Get In Touch With A Lost Friend

Get In Touch With A Lost Friend

Absolve yourself over the guilt you feel at having lost contact, and send an old friend a quick message today!
It's so easy to lose touch with friends, particularly those who are on the periphery of our lives. It's easy to keep in contact with people who live near you, or work in the same office, or who you count as a "bestie." But there are a lot of friends who fall by the wayside over the years, people you always mean to get in touch with again, but never quite do.
 
Over the holiday I started thinking about all the friends I had lost in this way. Friends where there hadn't been a falling-out, we had just lost touch. Life got in the way, and the next thing you know, it's been years since you emailed or called someone.

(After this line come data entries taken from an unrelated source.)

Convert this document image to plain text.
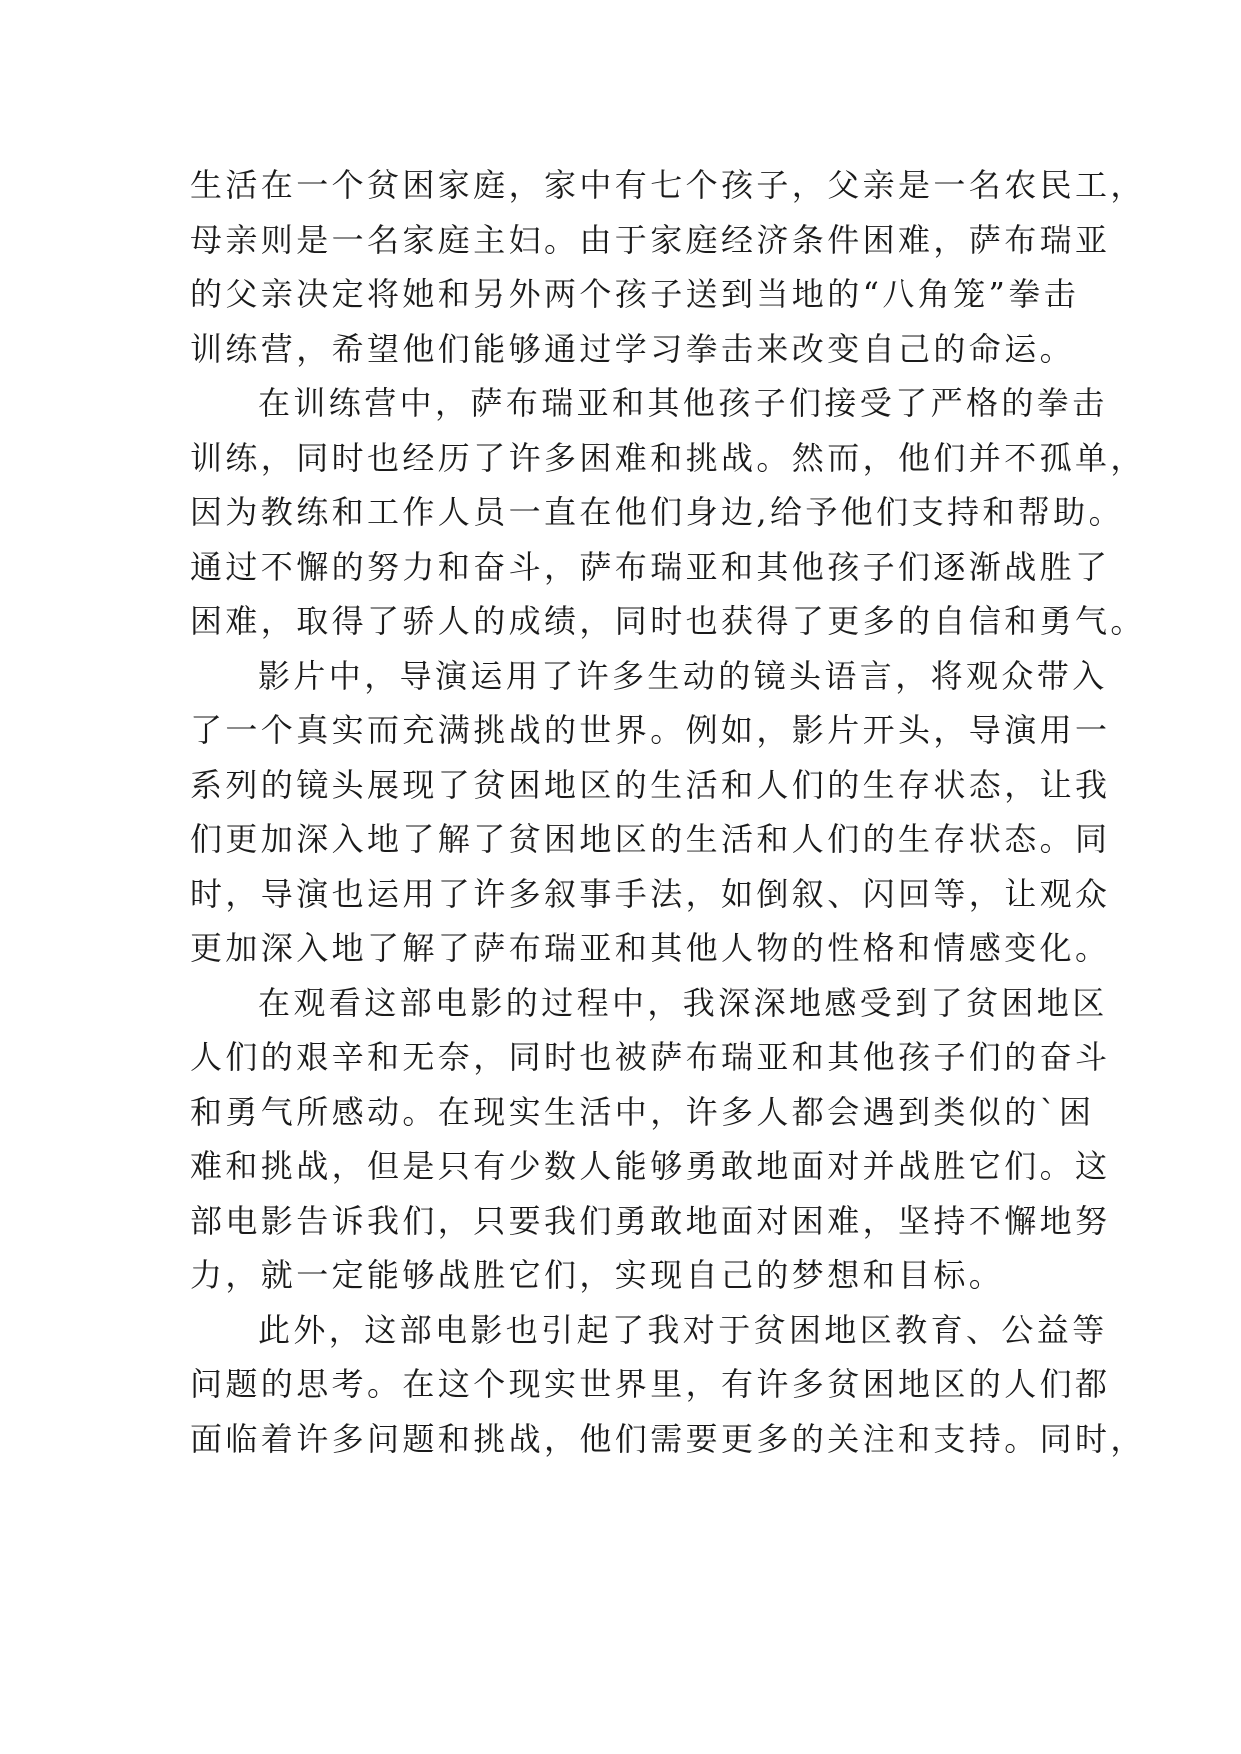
生活在一个贫困家庭，家中有七个孩子，父亲是一名农民工，
母亲则是一名家庭主妇。由于家庭经济条件困难，萨布瑞亚
的父亲决定将她和另外两个孩子送到当地的“八角笼”拳击
训练营，希望他们能够通过学习拳击来改变自己的命运。
在训练营中，萨布瑞亚和其他孩子们接受了严格的拳击
训练，同时也经历了许多困难和挑战。然而，他们并不孤单，
因为教练和工作人员一直在他们身边,给予他们支持和帮助。
通过不懈的努力和奋斗，萨布瑞亚和其他孩子们逐渐战胜了
困难，取得了骄人的成绩，同时也获得了更多的自信和勇气。
影片中，导演运用了许多生动的镜头语言，将观众带入
了一个真实而充满挑战的世界。例如，影片开头，导演用一
系列的镜头展现了贫困地区的生活和人们的生存状态，让我
们更加深入地了解了贫困地区的生活和人们的生存状态。同
时，导演也运用了许多叙事手法，如倒叙、闪回等，让观众
更加深入地了解了萨布瑞亚和其他人物的性格和情感变化。
在观看这部电影的过程中，我深深地感受到了贫困地区
人们的艰辛和无奈，同时也被萨布瑞亚和其他孩子们的奋斗
和勇气所感动。在现实生活中，许多人都会遇到类似的`困
难和挑战，但是只有少数人能够勇敢地面对并战胜它们。这
部电影告诉我们，只要我们勇敢地面对困难，坚持不懈地努
力，就一定能够战胜它们，实现自己的梦想和目标。
此外，这部电影也引起了我对于贫困地区教育、公益等
问题的思考。在这个现实世界里，有许多贫困地区的人们都
面临着许多问题和挑战，他们需要更多的关注和支持。同时，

I resolved to make the effort this year to start reconnecting with these lost friends. And so far, the effort has really been worth it! A few weeks ago I had dinner with a friend I hadn't seen in almost four years. In the time since we last spoke, she has gone through a series of huge life changes - for the better, mostly, but big changes nevertheless. It was fun to talk again, and she commented that seeing me again made her feel more grounded in her own life. I felt the same way.
 
This morning I read a heartbreaking article in The Guardian titled "Top five regrets of the dying," written by a hospice nurse who has years of experience in working with people at the end of their lives. I was particularly struck by regret #4, "I wish I had stayed in touch with my friends."
 
Often, we agonize over what to say. We start writing out apology after apology for not having kept in touch. The weight of the time that has passed seems overwhelming. Guilt is at the core, but remember - the other person feels that same guilt. Why not absolve both of you of feeling lousy about it, and start fresh!
 
Keep your first message simple, and offer concrete plans. Resist the temptation to just say "we should get together" and leave it at that. Instead, offer a greeting and then some scheduling specifics. 
 
"I haven't seen you in ages - we should go out to dinner some time and catch up! I'm usually free on Tuesday and Thursday nights, and Sunday afternoons. Let me know if you would like to get together!"
 
This leaves the door open if your friend isn't really that "into it." But if they do want to reconnect, it gets the ball rolling in a productive way!